Die Stadt liegt an einer langen Schleife der Garonne, der Stadtumriss ist halbmondförmig. Vom Stadtzentrum aus nach Norden wird Bordeaux von breiten Straßen, großen Plätzen (vor allem der Place des Quinconces) und zahlreichen eindrucksvollen Bauten geprägt. Südlich dieser Viertel liegt die mittelalterliche Altstadt mit engen gewundenen Straßen und vielen Holzbauten im Stil des 15. Jahrhunderts. Herausragende Bauwerke dieses historischen Zentrums, das 2007 von der UNESCO zum Weltkulturerbe erklärt wurde, sind die Kirchen Saint-André (geweiht 1006), Sainte-Croix und Saint-Seurin (11.-15. Jahrhundert). Sehenswert sind außerdem das Hôtel de Ville (Rathaus), die Stadtbibliothek mit wertvollen Manuskriptsammlungen, das Grand Théâtre (18. Jahrhundert) und diverse Kunstmuseen.

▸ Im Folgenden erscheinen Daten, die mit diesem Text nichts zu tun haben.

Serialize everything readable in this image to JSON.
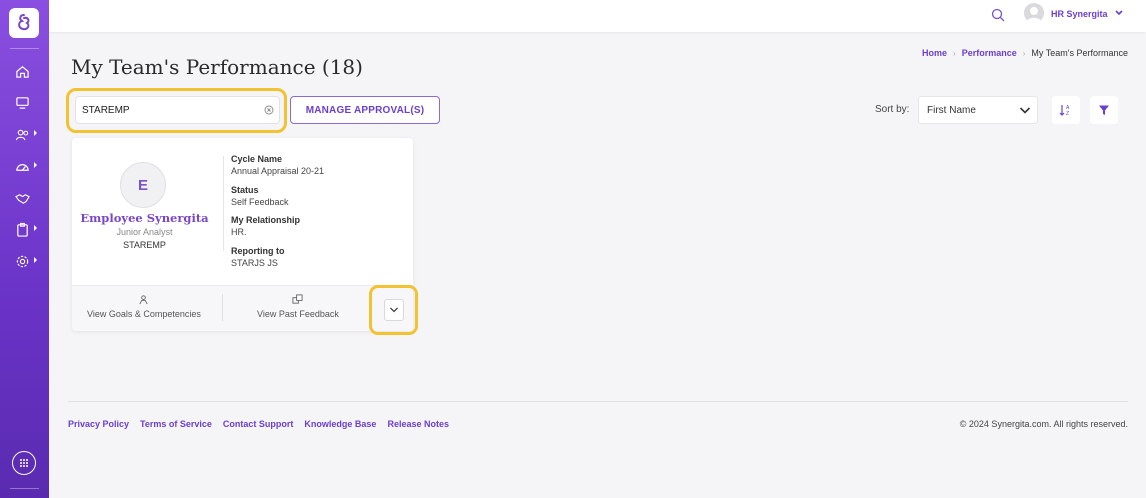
{
  "header": {
    "user_name": "HR Synergita"
  },
  "breadcrumb": {
    "home": "Home",
    "performance": "Performance",
    "current": "My Team's Performance"
  },
  "page": {
    "title": "My Team's Performance (18)"
  },
  "toolbar": {
    "search_value": "STAREMP",
    "manage_label": "MANAGE APPROVAL(S)",
    "sort_label": "Sort by:",
    "sort_value": "First Name"
  },
  "card": {
    "initial": "E",
    "name": "Employee Synergita",
    "role": "Junior Analyst",
    "code": "STAREMP",
    "fields": [
      {
        "label": "Cycle Name",
        "value": "Annual Appraisal 20-21"
      },
      {
        "label": "Status",
        "value": "Self Feedback"
      },
      {
        "label": "My Relationship",
        "value": "HR."
      },
      {
        "label": "Reporting to",
        "value": "STARJS JS"
      }
    ],
    "actions": {
      "goals": "View Goals & Competencies",
      "past_feedback": "View Past Feedback"
    }
  },
  "footer": {
    "links": [
      "Privacy Policy",
      "Terms of Service",
      "Contact Support",
      "Knowledge Base",
      "Release Notes"
    ],
    "copyright": "© 2024 Synergita.com. All rights reserved."
  },
  "colors": {
    "brand": "#6b3fd0",
    "highlight": "#f2c230",
    "sidebar_top": "#8a4fe0",
    "sidebar_bottom": "#5a2bb0"
  },
  "icons": {
    "sidebar": [
      "home-icon",
      "monitor-icon",
      "team-icon",
      "dashboard-icon",
      "handshake-icon",
      "clipboard-icon",
      "settings-icon"
    ],
    "top": [
      "search-icon",
      "avatar-icon",
      "chevron-down-icon"
    ]
  }
}
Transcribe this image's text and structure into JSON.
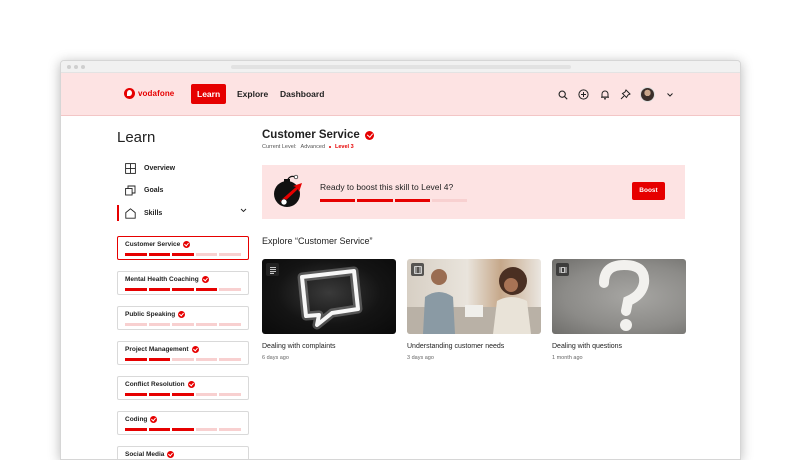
{
  "brand": {
    "name": "vodafone",
    "accent": "#e60000",
    "tint": "#fde3e3"
  },
  "topnav": {
    "tabs": [
      {
        "label": "Learn",
        "active": true
      },
      {
        "label": "Explore",
        "active": false
      },
      {
        "label": "Dashboard",
        "active": false
      }
    ],
    "icons": [
      "search-icon",
      "add-circle-icon",
      "bell-icon",
      "pin-icon",
      "avatar",
      "chevron-down-icon"
    ]
  },
  "sidebar": {
    "title": "Learn",
    "menu": [
      {
        "label": "Overview",
        "icon": "grid-icon"
      },
      {
        "label": "Goals",
        "icon": "goals-icon"
      },
      {
        "label": "Skills",
        "icon": "pentagon-icon",
        "active": true,
        "expanded": true
      }
    ],
    "skills": [
      {
        "name": "Customer Service",
        "progress": 3,
        "of": 5,
        "selected": true
      },
      {
        "name": "Mental Health Coaching",
        "progress": 4,
        "of": 5
      },
      {
        "name": "Public Speaking",
        "progress": 0,
        "of": 5
      },
      {
        "name": "Project Management",
        "progress": 2,
        "of": 5
      },
      {
        "name": "Conflict Resolution",
        "progress": 3,
        "of": 5
      },
      {
        "name": "Coding",
        "progress": 3,
        "of": 5
      },
      {
        "name": "Social Media",
        "progress": 0,
        "of": 5
      }
    ]
  },
  "main": {
    "title": "Customer Service",
    "level_label": "Current Level:",
    "level_value": "Advanced",
    "level_tag": "Level 3",
    "boost": {
      "text": "Ready to boost this skill to Level 4?",
      "button": "Boost",
      "progress": 3,
      "of": 4
    },
    "explore_title": "Explore “Customer Service”",
    "cards": [
      {
        "title": "Dealing with complaints",
        "age": "6 days ago",
        "type": "article-icon"
      },
      {
        "title": "Understanding customer needs",
        "age": "3 days ago",
        "type": "video-icon"
      },
      {
        "title": "Dealing with questions",
        "age": "1 month ago",
        "type": "ebook-icon"
      }
    ]
  }
}
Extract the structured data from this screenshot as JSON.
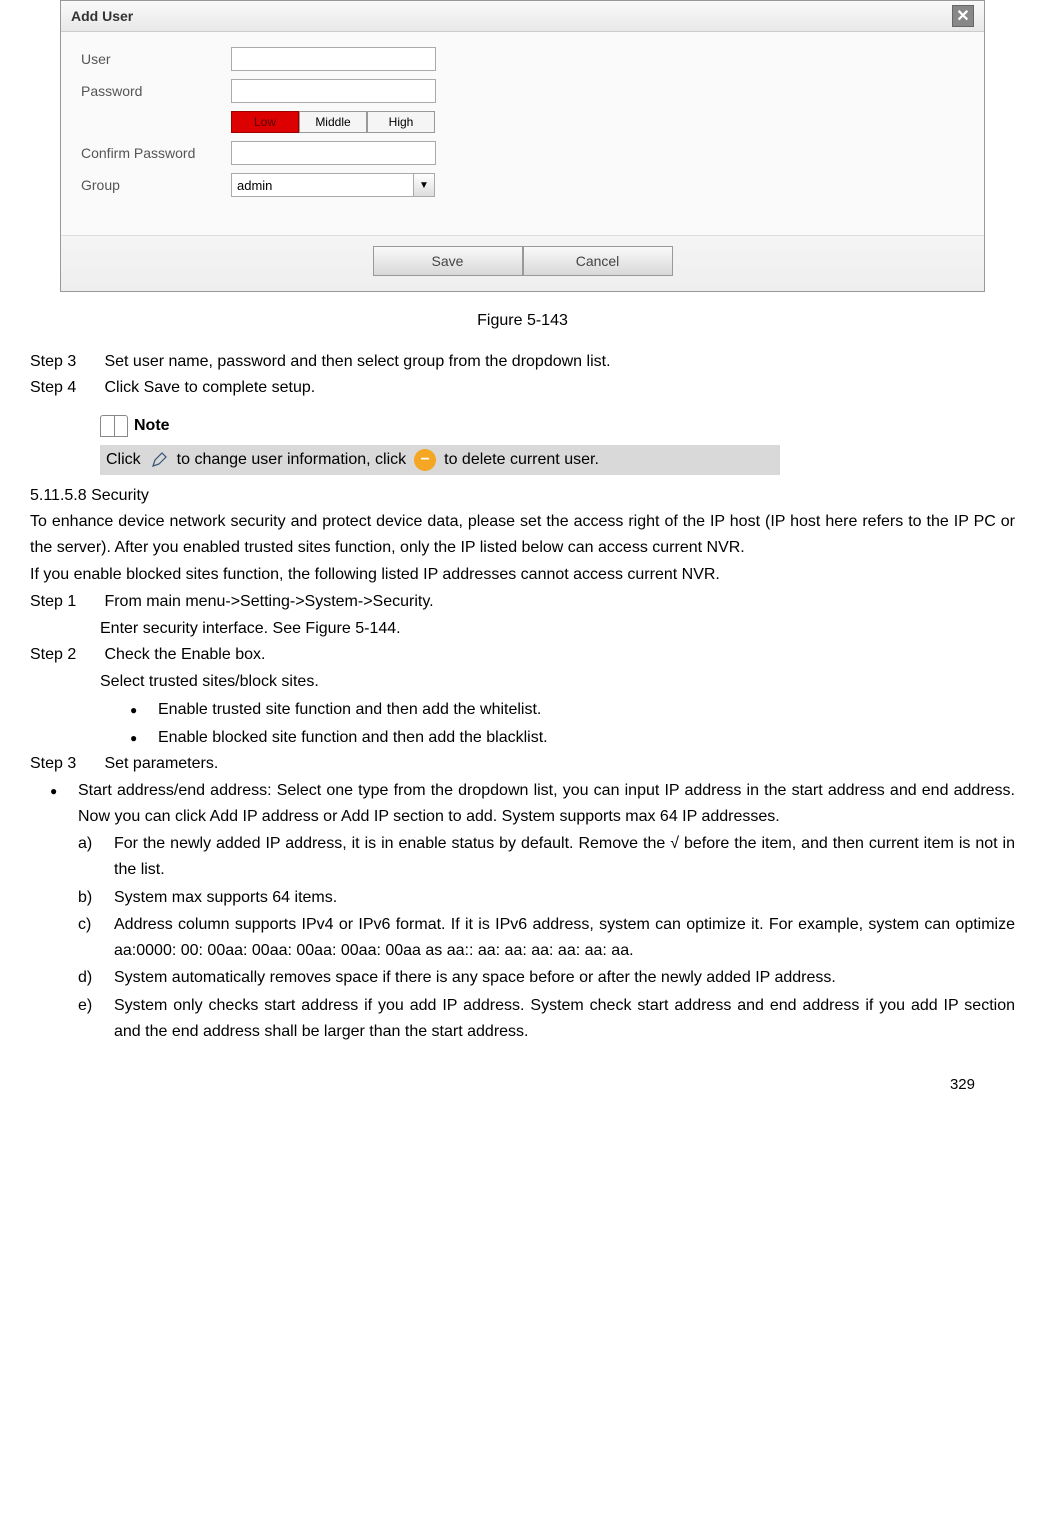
{
  "dialog": {
    "title": "Add User",
    "close": "✕",
    "userLabel": "User",
    "passwordLabel": "Password",
    "confirmLabel": "Confirm Password",
    "groupLabel": "Group",
    "groupValue": "admin",
    "strength": {
      "low": "Low",
      "middle": "Middle",
      "high": "High"
    },
    "save": "Save",
    "cancel": "Cancel"
  },
  "figureCaption": "Figure 5-143",
  "steps": {
    "s3label": "Step 3",
    "s3text": "Set user name, password and then select group from the dropdown list.",
    "s4label": "Step 4",
    "s4text": "Click Save to complete setup."
  },
  "note": {
    "title": "Note",
    "prefix": "Click",
    "mid": "to change user information, click",
    "suffix": "to delete current user."
  },
  "section": {
    "num": "5.11.5.8",
    "title": "Security"
  },
  "securityIntro1": "To enhance device network security and protect device data, please set the access right of the IP host (IP host here refers to the IP PC or the server). After you enabled trusted sites function, only the IP listed below can access current NVR.",
  "securityIntro2": "If you enable blocked sites function, the following listed IP addresses cannot access current NVR.",
  "secSteps": {
    "s1label": "Step 1",
    "s1text": "From main menu->Setting->System->Security.",
    "s1sub": "Enter security interface. See Figure 5-144.",
    "s2label": "Step 2",
    "s2text": "Check the Enable box.",
    "s2sub": "Select trusted sites/block sites.",
    "s3label": "Step 3",
    "s3text": "Set parameters."
  },
  "siteBullets": {
    "b1": "Enable trusted site function and then add the whitelist.",
    "b2": "Enable blocked site function and then add the blacklist."
  },
  "paramBullet": "Start address/end address: Select one type from the dropdown list, you can input IP address in the start address and end address. Now you can click Add IP address or Add IP section to add. System supports max 64 IP addresses.",
  "letters": {
    "a": "For the newly added IP address, it is in enable status by default. Remove the √ before the item, and then current item is not in the list.",
    "b": "System max supports 64 items.",
    "c": "Address column supports IPv4 or IPv6 format. If it is IPv6 address, system can optimize it. For example, system can optimize aa:0000: 00: 00aa: 00aa: 00aa: 00aa: 00aa as aa:: aa: aa: aa: aa: aa: aa.",
    "d": "System automatically removes space if there is any space before or after the newly added IP address.",
    "e": "System only checks start address if you add IP address. System check start address and end address if you add IP section and the end address shall be larger than the start address."
  },
  "pageNumber": "329"
}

Bordeaux wurde etwa im 3. Jahrhundert v. Chr. gegründet. Unter dem Namen Burdigala war es Hauptort der keltischen Bituriger. Im 1. Jahrhundert v. Chr. fiel es an die Römer und entwickelte sich zu einem blühenden Handelszentrum. Ein Jahrhundert später wurde Burdigala Hauptort der römischen Provinz Aquitania Secunda und im 4. Jahrhundert Bistum. Nach dem Zusammenbruch des Römischen Reiches im 5. Jahrhundert kam die Stadt zunächst unter westgotische, später unter fränkische Herrschaft. 1154 fiel sie durch die Heirat von Eleonore von Aquitanien mit Heinrich II. Plantagenet an die englische Krone. 1453 eroberten die Franzosen Bordeaux zurück. An eine regionale Autonomie unter englischer Herrschaft gewöhnt, war Bordeaux zwischen 1548 und 1675 Schauplatz mehrerer Aufstände gegen die Herrschaft der Zentralregierung.

In der Schlussphase des Deutsch-Französischen Krieges (1870/71) sowie im 1. und im 2. Weltkrieg verlegte die französische Regierung ihren Sitz von Paris hierher. Bordeaux – eine Hochburg der Résistance – war von 1940 bis 1944 von deutschen Truppen besetzt. Vor allem durch die Modernisierung der Hafenanlagen und die Ansiedlung moderner Betriebe entwickelte sich die Stadt seit der zweiten Hälfte des 20. Jahrhunderts zu einem der wichtigsten Wirtschaftsstandorte im Südwesten Frankreichs.

Die Einwohnerzahl beträgt etwa 231 000.